Did not meet threshold for interfacility reliability.
Agree with staff.
Equity
Addressed potential areas of inequity, lack of access to timely imaging.
Use and Usability
Use as a QI tool was discussed, not currently in use as it is a new metric. Concerned that this may not be a widely used metric because of manual data abstraction and lack of correlation to long term patient outcomes.
Summary
the use of radiography in the diagnosis of PNA is a piece to a larger puzzle. No association with long term pt outcomes was discussed. Did patients who were diagnosed with PNA on CXR/CT have an augmented course of antibiotics? Shorter, narrrower, or d/c'd after negative imaging studies?
Measure Summary
Importance
Agree with staff assessment. Pneumonia is a common diagnosis requiring hospitalization that is often masked or not prioritized due to other conditions. Standard treatment and protocols are necessary to prevent other complications.
Feasibility Acceptance
Agree with staff assessment.
Scientific Acceptability
Agree with staff assessment for threshold ratios.
Agree with staff assessment.
Equity
Appreciate the equitable approach.
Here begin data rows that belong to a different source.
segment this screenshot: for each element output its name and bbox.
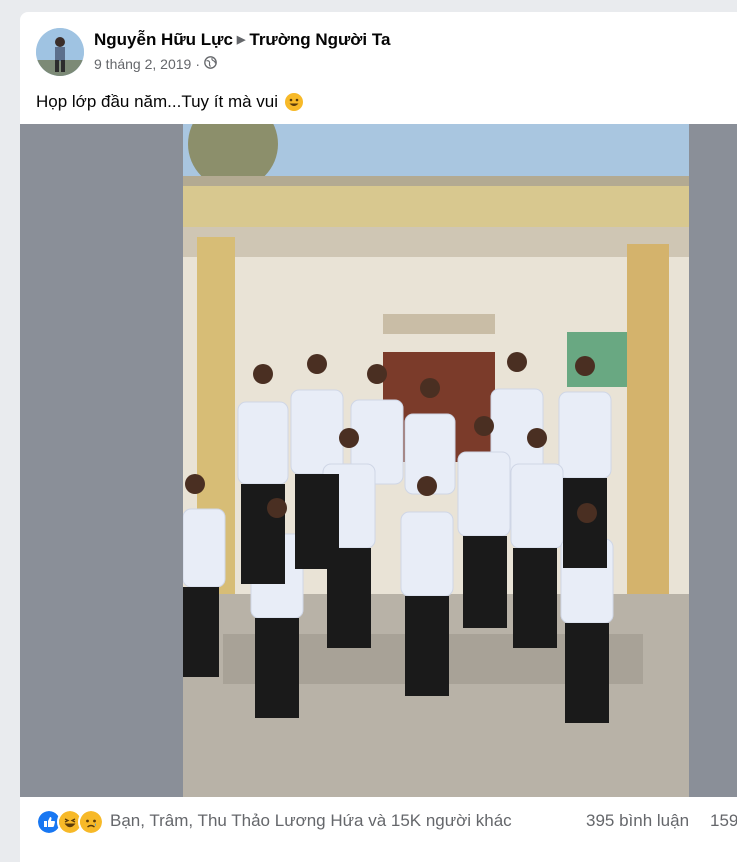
post-footer: Bạn, Trâm, Thu Thảo Lương Hứa và 15K ngư… [20,797,737,843]
grinning-face-emoji-icon [284,92,304,112]
author-avatar[interactable] [36,28,84,76]
reaction-icons[interactable] [36,809,104,835]
reaction-summary[interactable]: Bạn, Trâm, Thu Thảo Lương Hứa và 15K ngư… [110,811,512,831]
caption-text: Họp lớp đầu năm...Tuy ít mà vui [36,92,279,111]
globe-icon[interactable] [204,56,217,72]
group-photo[interactable] [183,124,689,797]
post-header: Nguyễn Hữu Lực ▶ Trường Người Ta [94,30,390,50]
share-count[interactable]: 159 [710,811,737,831]
post-date[interactable]: 9 tháng 2, 2019 [94,56,191,72]
post-card: Nguyễn Hữu Lực ▶ Trường Người Ta 9 tháng 2… [20,12,737,862]
group-photo-image [183,124,689,797]
comment-count[interactable]: 395 bình luận [586,811,689,831]
post-caption: Họp lớp đầu năm...Tuy ít mà vui [36,92,304,112]
group-name[interactable]: Trường Người Ta [249,30,390,49]
meta-separator: · [195,56,200,72]
triangle-right-icon: ▶ [236,34,246,46]
sad-icon [78,809,104,835]
post-photo-container[interactable] [20,124,737,797]
author-name[interactable]: Nguyễn Hữu Lực [94,30,233,49]
avatar-image [36,28,84,76]
post-meta: 9 tháng 2, 2019 · [94,56,217,72]
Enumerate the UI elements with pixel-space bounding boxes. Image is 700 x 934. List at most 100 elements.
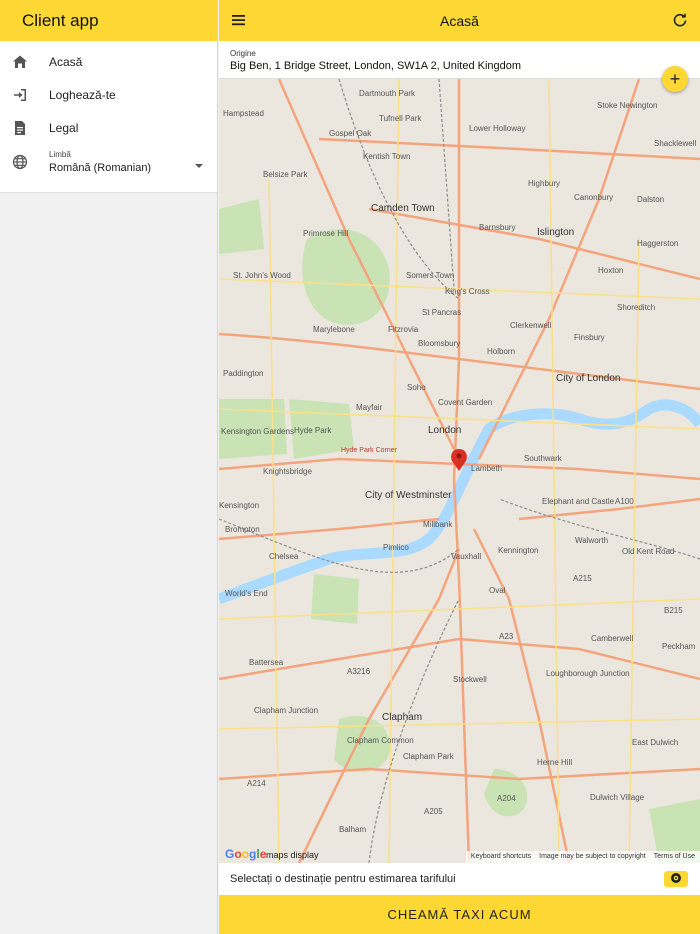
map-label: Dartmouth Park <box>359 89 416 98</box>
map-label: Clapham Common <box>347 736 414 745</box>
map-label: Marylebone <box>313 325 355 334</box>
fare-estimate-button[interactable] <box>664 871 688 887</box>
drawer-menu: Acasă Loghează-te Legal Limbă Română (Ro… <box>0 41 217 193</box>
home-icon <box>12 54 28 70</box>
plus-icon: + <box>669 68 681 89</box>
map-label: Finsbury <box>574 333 605 342</box>
map-label: Shoreditch <box>617 303 656 312</box>
map-label: Islington <box>537 227 575 238</box>
map-label: Camberwell <box>591 634 634 643</box>
map-label: Kensington Gardens <box>221 427 294 436</box>
map-label: Oval <box>489 586 506 595</box>
map-label: East Dulwich <box>632 738 679 747</box>
map-label: Dalston <box>637 195 665 204</box>
menu-item-login[interactable]: Loghează-te <box>0 78 217 111</box>
map-label: Kennington <box>498 546 539 555</box>
map-label: Peckham <box>662 642 696 651</box>
document-icon <box>12 120 28 136</box>
map-label: Kentish Town <box>363 152 411 161</box>
settings-icon <box>670 872 682 887</box>
terms-link[interactable]: Terms of Use <box>654 853 695 861</box>
drawer-header: Client app <box>0 0 217 41</box>
map-label: A215 <box>573 574 592 583</box>
map-label: Highbury <box>528 179 561 188</box>
map-label: London <box>428 425 462 436</box>
map-label: Vauxhall <box>451 552 482 561</box>
map-label: Clerkenwell <box>510 321 552 330</box>
drawer-title: Client app <box>22 10 99 30</box>
menu-item-home[interactable]: Acasă <box>0 45 217 78</box>
map-label: Haggerston <box>637 239 679 248</box>
map-label: St Pancras <box>422 308 462 317</box>
map-label: A3216 <box>347 667 371 676</box>
map-label: Gospel Oak <box>329 129 372 138</box>
map-label: City of London <box>556 373 621 384</box>
menu-item-label: Loghează-te <box>49 87 116 102</box>
language-label: Limbă <box>49 150 71 159</box>
copyright-notice: Image may be subject to copyright <box>539 853 646 860</box>
main-panel: Acasă Origine Big Ben, 1 Bridge Street, … <box>219 0 700 934</box>
language-field[interactable]: Limbă Română (Romanian) <box>49 150 217 174</box>
map-label: Kensington <box>219 501 260 510</box>
map-label: Clapham Junction <box>254 706 319 715</box>
origin-field[interactable]: Origine Big Ben, 1 Bridge Street, London… <box>219 41 700 79</box>
map-label: Canonbury <box>574 193 614 202</box>
add-stop-button[interactable]: + <box>662 66 688 92</box>
map-label: Millbank <box>423 520 453 529</box>
map-label: Balham <box>339 825 367 834</box>
map-label: Belsize Park <box>263 170 308 179</box>
map-label: Camden Town <box>371 203 435 214</box>
map-label: Hampstead <box>223 109 264 118</box>
map-label: Barnsbury <box>479 223 516 232</box>
map-label: Primrose Hill <box>303 229 349 238</box>
map-label: A214 <box>247 779 266 788</box>
destination-field[interactable]: Selectați o destinație pentru estimarea … <box>219 863 700 895</box>
destination-prompt: Selectați o destinație pentru estimarea … <box>230 873 456 885</box>
menu-item-label: Acasă <box>49 54 83 69</box>
map-label: Knightsbridge <box>263 467 312 476</box>
map-label: Hyde Park <box>294 426 332 435</box>
map-label: Stockwell <box>453 675 487 684</box>
map-label: City of Westminster <box>365 490 452 501</box>
map-label: Lambeth <box>471 464 503 473</box>
map-label: A204 <box>497 794 516 803</box>
page-title: Acasă <box>440 12 479 29</box>
map-label: Clapham Park <box>403 752 454 761</box>
map-label: Mayfair <box>356 403 383 412</box>
map-label: Walworth <box>575 536 609 545</box>
map-label: Fitzrovia <box>388 325 419 334</box>
map-label: Dulwich Village <box>590 793 645 802</box>
navigation-drawer: Client app Acasă Loghează-te Legal Limbă… <box>0 0 218 934</box>
google-logo: Google <box>225 847 267 861</box>
language-value: Română (Romanian) <box>49 162 152 174</box>
login-icon <box>12 87 28 103</box>
menu-item-legal[interactable]: Legal <box>0 111 217 144</box>
origin-value: Big Ben, 1 Bridge Street, London, SW1A 2… <box>230 60 522 72</box>
dropdown-caret-icon <box>195 164 203 168</box>
map-label: Covent Garden <box>438 398 493 407</box>
map-label: Chelsea <box>269 552 299 561</box>
map-label: Bloomsbury <box>418 339 461 348</box>
map-label: Brompton <box>225 525 260 534</box>
map-label: Shacklewell <box>654 139 697 148</box>
map-label: A205 <box>424 807 443 816</box>
map-label: Lower Holloway <box>469 124 526 133</box>
map-label: Tufnell Park <box>379 114 422 123</box>
map-label: Hoxton <box>598 266 624 275</box>
map-label: Hyde Park Corner <box>341 447 398 454</box>
origin-label: Origine <box>230 49 256 58</box>
refresh-icon[interactable] <box>672 12 688 28</box>
map-label: A100 <box>615 497 634 506</box>
map-label: Elephant and Castle <box>542 497 615 506</box>
map-label: Somers Town <box>406 271 455 280</box>
menu-item-label: Legal <box>49 120 79 135</box>
keyboard-shortcuts-link[interactable]: Keyboard shortcuts <box>471 853 531 861</box>
map-view[interactable]: Hampstead Dartmouth Park Tufnell Park Go… <box>219 79 700 863</box>
map-label: A23 <box>499 632 514 641</box>
map-label: St. John's Wood <box>233 271 291 280</box>
call-taxi-button[interactable]: CHEAMĂ TAXI ACUM <box>219 895 700 934</box>
hamburger-menu-icon[interactable] <box>231 12 247 28</box>
language-selector[interactable]: Limbă Română (Romanian) <box>0 144 217 184</box>
app-bar: Acasă <box>219 0 700 41</box>
call-taxi-label: CHEAMĂ TAXI ACUM <box>387 907 532 922</box>
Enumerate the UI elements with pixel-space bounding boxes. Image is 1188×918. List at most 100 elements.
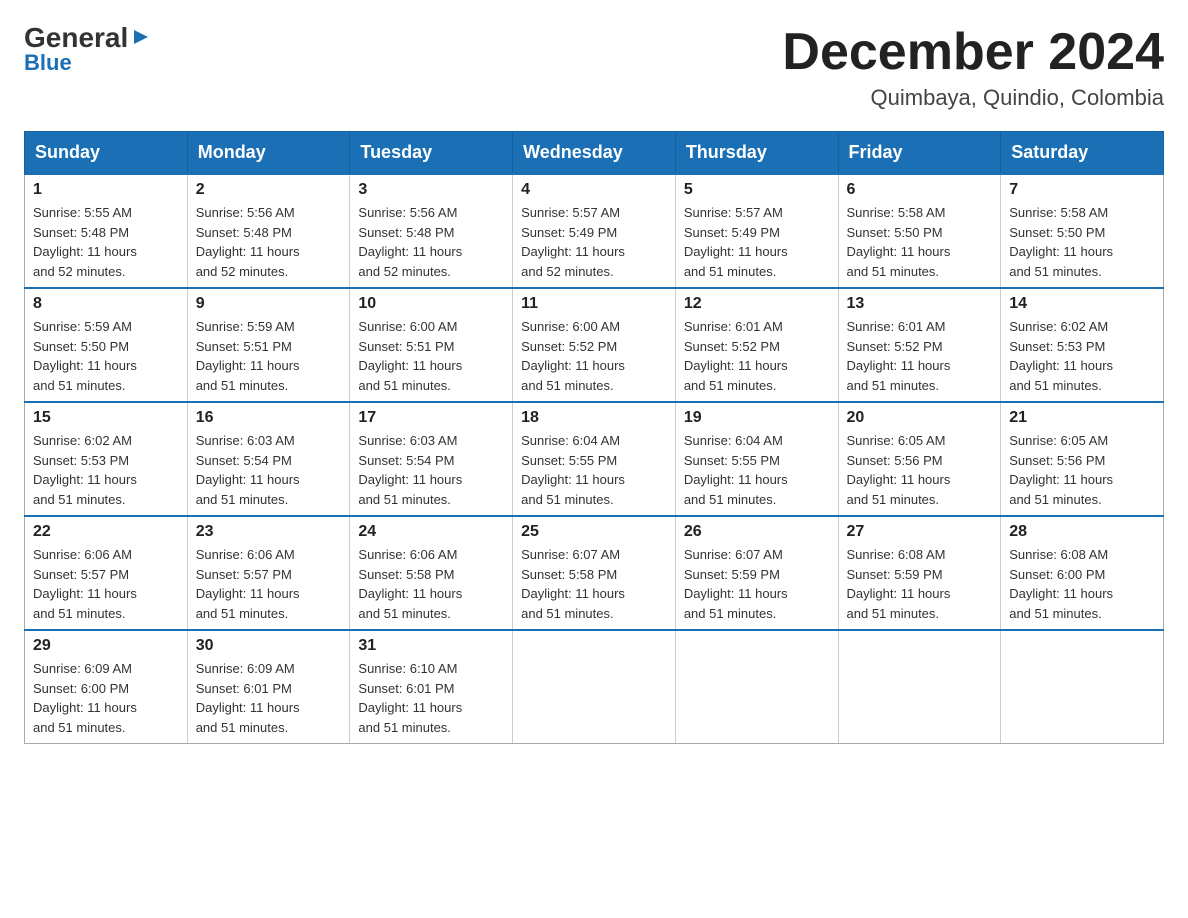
logo-triangle-icon xyxy=(130,26,152,48)
day-info: Sunrise: 5:59 AM Sunset: 5:51 PM Dayligh… xyxy=(196,317,342,395)
day-number: 27 xyxy=(847,523,993,541)
calendar-cell: 16 Sunrise: 6:03 AM Sunset: 5:54 PM Dayl… xyxy=(187,402,350,516)
calendar-cell: 29 Sunrise: 6:09 AM Sunset: 6:00 PM Dayl… xyxy=(25,630,188,744)
day-info: Sunrise: 6:02 AM Sunset: 5:53 PM Dayligh… xyxy=(1009,317,1155,395)
day-number: 9 xyxy=(196,295,342,313)
calendar-week-2: 8 Sunrise: 5:59 AM Sunset: 5:50 PM Dayli… xyxy=(25,288,1164,402)
calendar-cell: 4 Sunrise: 5:57 AM Sunset: 5:49 PM Dayli… xyxy=(513,174,676,288)
day-info: Sunrise: 6:07 AM Sunset: 5:58 PM Dayligh… xyxy=(521,545,667,623)
calendar-cell: 14 Sunrise: 6:02 AM Sunset: 5:53 PM Dayl… xyxy=(1001,288,1164,402)
month-title: December 2024 xyxy=(782,24,1164,81)
day-info: Sunrise: 6:06 AM Sunset: 5:58 PM Dayligh… xyxy=(358,545,504,623)
calendar-cell: 30 Sunrise: 6:09 AM Sunset: 6:01 PM Dayl… xyxy=(187,630,350,744)
calendar-cell: 27 Sunrise: 6:08 AM Sunset: 5:59 PM Dayl… xyxy=(838,516,1001,630)
calendar-cell: 5 Sunrise: 5:57 AM Sunset: 5:49 PM Dayli… xyxy=(675,174,838,288)
day-info: Sunrise: 6:08 AM Sunset: 6:00 PM Dayligh… xyxy=(1009,545,1155,623)
day-number: 18 xyxy=(521,409,667,427)
calendar-cell: 11 Sunrise: 6:00 AM Sunset: 5:52 PM Dayl… xyxy=(513,288,676,402)
header-saturday: Saturday xyxy=(1001,132,1164,175)
day-info: Sunrise: 6:07 AM Sunset: 5:59 PM Dayligh… xyxy=(684,545,830,623)
day-info: Sunrise: 6:05 AM Sunset: 5:56 PM Dayligh… xyxy=(1009,431,1155,509)
day-info: Sunrise: 5:58 AM Sunset: 5:50 PM Dayligh… xyxy=(847,203,993,281)
day-info: Sunrise: 6:03 AM Sunset: 5:54 PM Dayligh… xyxy=(196,431,342,509)
day-info: Sunrise: 6:03 AM Sunset: 5:54 PM Dayligh… xyxy=(358,431,504,509)
day-info: Sunrise: 5:59 AM Sunset: 5:50 PM Dayligh… xyxy=(33,317,179,395)
calendar-week-5: 29 Sunrise: 6:09 AM Sunset: 6:00 PM Dayl… xyxy=(25,630,1164,744)
day-number: 19 xyxy=(684,409,830,427)
calendar-cell: 9 Sunrise: 5:59 AM Sunset: 5:51 PM Dayli… xyxy=(187,288,350,402)
calendar-cell: 8 Sunrise: 5:59 AM Sunset: 5:50 PM Dayli… xyxy=(25,288,188,402)
header-row: Sunday Monday Tuesday Wednesday Thursday… xyxy=(25,132,1164,175)
day-number: 7 xyxy=(1009,181,1155,199)
day-info: Sunrise: 6:00 AM Sunset: 5:52 PM Dayligh… xyxy=(521,317,667,395)
page-header: General Blue December 2024 Quimbaya, Qui… xyxy=(24,24,1164,111)
day-info: Sunrise: 6:08 AM Sunset: 5:59 PM Dayligh… xyxy=(847,545,993,623)
day-number: 26 xyxy=(684,523,830,541)
day-number: 12 xyxy=(684,295,830,313)
day-info: Sunrise: 6:09 AM Sunset: 6:00 PM Dayligh… xyxy=(33,659,179,737)
location: Quimbaya, Quindio, Colombia xyxy=(782,85,1164,111)
day-info: Sunrise: 6:02 AM Sunset: 5:53 PM Dayligh… xyxy=(33,431,179,509)
calendar-body: 1 Sunrise: 5:55 AM Sunset: 5:48 PM Dayli… xyxy=(25,174,1164,744)
calendar-cell: 3 Sunrise: 5:56 AM Sunset: 5:48 PM Dayli… xyxy=(350,174,513,288)
day-number: 16 xyxy=(196,409,342,427)
day-info: Sunrise: 6:00 AM Sunset: 5:51 PM Dayligh… xyxy=(358,317,504,395)
day-number: 30 xyxy=(196,637,342,655)
calendar-cell: 7 Sunrise: 5:58 AM Sunset: 5:50 PM Dayli… xyxy=(1001,174,1164,288)
day-info: Sunrise: 5:56 AM Sunset: 5:48 PM Dayligh… xyxy=(196,203,342,281)
day-info: Sunrise: 5:58 AM Sunset: 5:50 PM Dayligh… xyxy=(1009,203,1155,281)
calendar-cell: 20 Sunrise: 6:05 AM Sunset: 5:56 PM Dayl… xyxy=(838,402,1001,516)
day-number: 11 xyxy=(521,295,667,313)
calendar-week-3: 15 Sunrise: 6:02 AM Sunset: 5:53 PM Dayl… xyxy=(25,402,1164,516)
day-info: Sunrise: 6:01 AM Sunset: 5:52 PM Dayligh… xyxy=(847,317,993,395)
logo: General Blue xyxy=(24,24,152,76)
day-number: 31 xyxy=(358,637,504,655)
day-number: 22 xyxy=(33,523,179,541)
day-number: 29 xyxy=(33,637,179,655)
day-info: Sunrise: 5:57 AM Sunset: 5:49 PM Dayligh… xyxy=(684,203,830,281)
day-number: 20 xyxy=(847,409,993,427)
day-info: Sunrise: 6:06 AM Sunset: 5:57 PM Dayligh… xyxy=(33,545,179,623)
day-number: 10 xyxy=(358,295,504,313)
day-number: 24 xyxy=(358,523,504,541)
calendar-cell: 21 Sunrise: 6:05 AM Sunset: 5:56 PM Dayl… xyxy=(1001,402,1164,516)
header-tuesday: Tuesday xyxy=(350,132,513,175)
calendar-cell: 15 Sunrise: 6:02 AM Sunset: 5:53 PM Dayl… xyxy=(25,402,188,516)
calendar-cell: 23 Sunrise: 6:06 AM Sunset: 5:57 PM Dayl… xyxy=(187,516,350,630)
day-number: 14 xyxy=(1009,295,1155,313)
day-info: Sunrise: 5:56 AM Sunset: 5:48 PM Dayligh… xyxy=(358,203,504,281)
day-info: Sunrise: 6:06 AM Sunset: 5:57 PM Dayligh… xyxy=(196,545,342,623)
day-number: 4 xyxy=(521,181,667,199)
day-number: 25 xyxy=(521,523,667,541)
day-info: Sunrise: 6:05 AM Sunset: 5:56 PM Dayligh… xyxy=(847,431,993,509)
calendar-cell: 1 Sunrise: 5:55 AM Sunset: 5:48 PM Dayli… xyxy=(25,174,188,288)
header-thursday: Thursday xyxy=(675,132,838,175)
day-info: Sunrise: 6:04 AM Sunset: 5:55 PM Dayligh… xyxy=(684,431,830,509)
day-number: 6 xyxy=(847,181,993,199)
header-monday: Monday xyxy=(187,132,350,175)
calendar-cell: 26 Sunrise: 6:07 AM Sunset: 5:59 PM Dayl… xyxy=(675,516,838,630)
logo-blue-text: Blue xyxy=(24,50,72,76)
calendar-cell: 13 Sunrise: 6:01 AM Sunset: 5:52 PM Dayl… xyxy=(838,288,1001,402)
day-number: 8 xyxy=(33,295,179,313)
calendar-week-4: 22 Sunrise: 6:06 AM Sunset: 5:57 PM Dayl… xyxy=(25,516,1164,630)
day-number: 2 xyxy=(196,181,342,199)
calendar-cell xyxy=(675,630,838,744)
day-number: 21 xyxy=(1009,409,1155,427)
calendar-cell: 18 Sunrise: 6:04 AM Sunset: 5:55 PM Dayl… xyxy=(513,402,676,516)
calendar-cell xyxy=(838,630,1001,744)
day-number: 23 xyxy=(196,523,342,541)
calendar-cell xyxy=(513,630,676,744)
day-number: 15 xyxy=(33,409,179,427)
calendar-header: Sunday Monday Tuesday Wednesday Thursday… xyxy=(25,132,1164,175)
calendar-cell: 2 Sunrise: 5:56 AM Sunset: 5:48 PM Dayli… xyxy=(187,174,350,288)
day-number: 17 xyxy=(358,409,504,427)
calendar-cell: 28 Sunrise: 6:08 AM Sunset: 6:00 PM Dayl… xyxy=(1001,516,1164,630)
day-info: Sunrise: 5:57 AM Sunset: 5:49 PM Dayligh… xyxy=(521,203,667,281)
header-friday: Friday xyxy=(838,132,1001,175)
calendar-cell: 10 Sunrise: 6:00 AM Sunset: 5:51 PM Dayl… xyxy=(350,288,513,402)
day-number: 1 xyxy=(33,181,179,199)
day-number: 28 xyxy=(1009,523,1155,541)
day-info: Sunrise: 6:04 AM Sunset: 5:55 PM Dayligh… xyxy=(521,431,667,509)
title-block: December 2024 Quimbaya, Quindio, Colombi… xyxy=(782,24,1164,111)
Agree with staff assessment.
Use and Usability
Agree with staff assessment.
Summary
Supportive of this measure.
Public Comments
Public Comment Shared During May 29 Listening Session
Yes, Janice Tufte, patient partner. This kind of surprises me that this is a measure that maybe hasn’t been in existence. It's new, but I expect it's new because it's an electronic clinical quality measure (eCQM). But the X-rays are very, very important or chest imaging. I personally, had an experience like this years ago where I was in the ER and received multiple bouts of antibiotics before they did the X-ray. It took hours and hours for them to do an X-ray and define that I had pneumonia. I was in hospital for 5 days. So, I can't imagine somebody with suspected pneumonia not having chest imaging. I appreciate this measure. Thank you.